Jeffrey氏によれば、『ファークライ6』をGOTYにノミネートした媒体はNAVGTR(National Academy of Video Game Trade Reviewers)のみ。同団体のGOTYにおいて本作は、『DEATHLOOP』に敗れ受賞を逃している。そのほかの団体・媒体において本作は、BAFTA(British Academy of Film and Television Arts)のゲーム部門にてBest Music、The Game Awardsの3部門などにノミネートされたものの、いずれも受賞ならず。同氏の確認した限りでは、本作のアワード受賞は、NAVGTRにおけるGraphics, Technical部門のみとなるようだ。また、こうした受賞歴については弊誌でも確認。いずれにせよ本作は、Jeffrey氏や弊誌が確認した範囲において、どの団体・媒体からもGOTYを受賞していないようである。

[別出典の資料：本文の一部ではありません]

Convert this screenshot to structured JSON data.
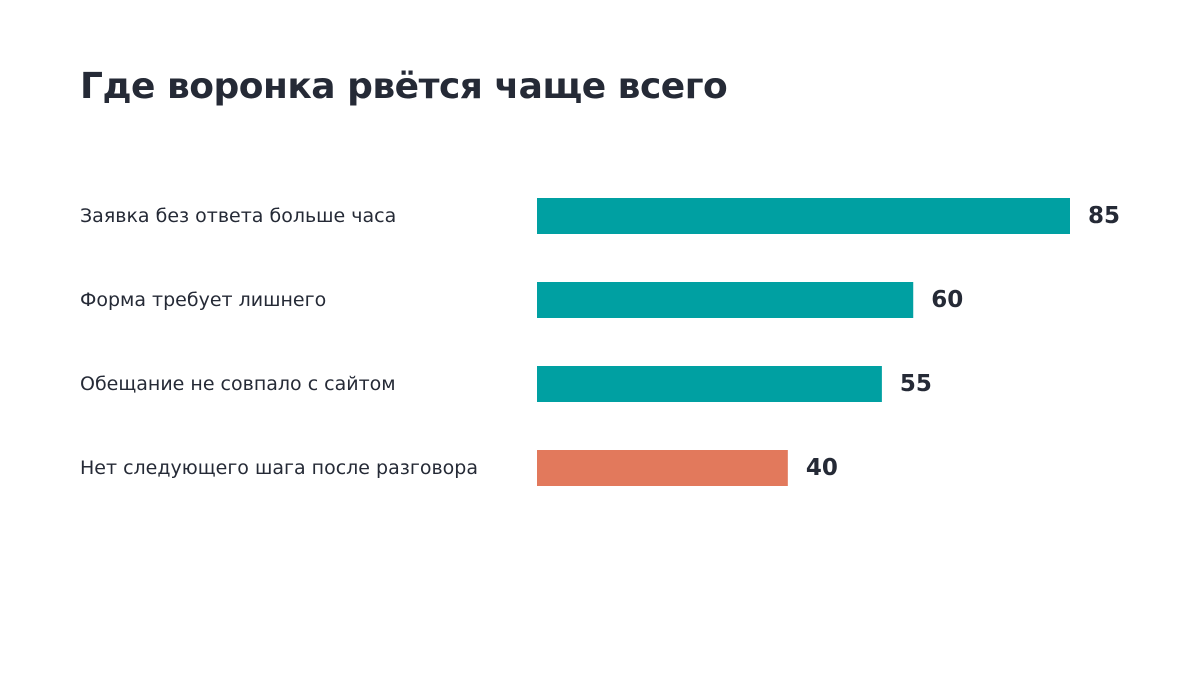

そして、Jeffrey氏はゲームオブザイヤーエディションの価格にもツッコミ。デラックスエディションおよびシーズンパスでの収録コンテンツは、そもそもとして定価に見合った内容になっていないとの見解を示している。また、すべてがセットになるゲームオブザイヤーエディションでは、プレイヤーの好みに合わせてDLCをチョイスするなどの選択肢もなくなる。「狭間の世界」については価格が現時点で不明な点なため、同エディションのお得さが変動する可能性はある。しかし、GOTY受賞実績がない様子の本作のゲームオブザイヤーエディションは、GOTYの名を使っての“まとめ売り”や売上増加を狙う手法ではないか、というのが同氏の見方のようだ。


なおJeffrey氏は、『ファークライ6』について「悪いゲームではない(not a bad game)」ともコメント。あくまでも、定価に対するコンテンツ内容の価値、そしてメディアや団体からGOTYを受賞していないタイトルが、自らゲームオブザイヤーエディションを名乗ることを問題点として指摘しているようだ。

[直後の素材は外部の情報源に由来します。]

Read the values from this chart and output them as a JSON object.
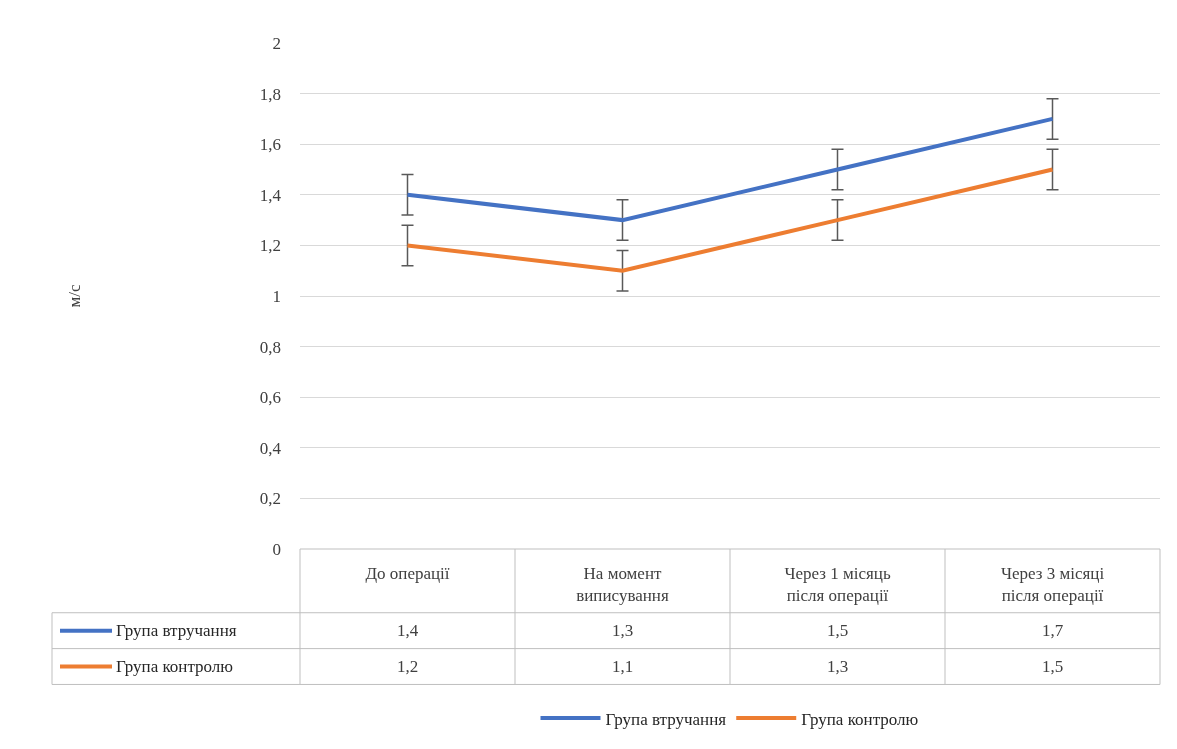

“自称GOTY”なゲームオブザイヤーエディションを販売しているゲームは、本作のほかにも存在する。過去にもそうしたゲームの存在がユーザーから時おり指摘されてきた。そしてゲームオブザイヤーエディションといえば、今回の『ファークライ6』と同じく、リリースされたDLCなどがまとめて収録されるケースも多い。GOTYエディションとは名ばかりの「ほぼすべてのDLCを含むエディション」であると指摘するユーザーもかねてより存在するようである。

そして、メディア・団体からGOTYを受賞したタイトルが記念として出す「本当のゲームオブザイヤーエディション」も当然存在する。そうしたGOTYエディションでは、お得で求めやすい価格に設定される傾向もある。また、ユーザー側のイメージとしてもゲームオブザイヤーエディションといえば「受賞作品が、記念でお得に買える」といった印象があるだろう。そうしたなか、GOTYを受賞していない『ファークライ6』が、強気の価格設定でゲームオブザイヤーエディションをリリースする違和感は強いだろう。

団体・メディアのGOTYを受賞しているとは限らないゲームオブザイヤーエディションの存在。「ゲームオブザイヤー」との言葉が必ずしも受賞を示すわけではないとはいえ、誤解を招くのは確か。その誇大広告にも受け取れるネーミングには批判的な見方もあるようだ。GOTY受賞の有無で作品の面白さが変わるわけではないものの、名称として疑問は残るだろう。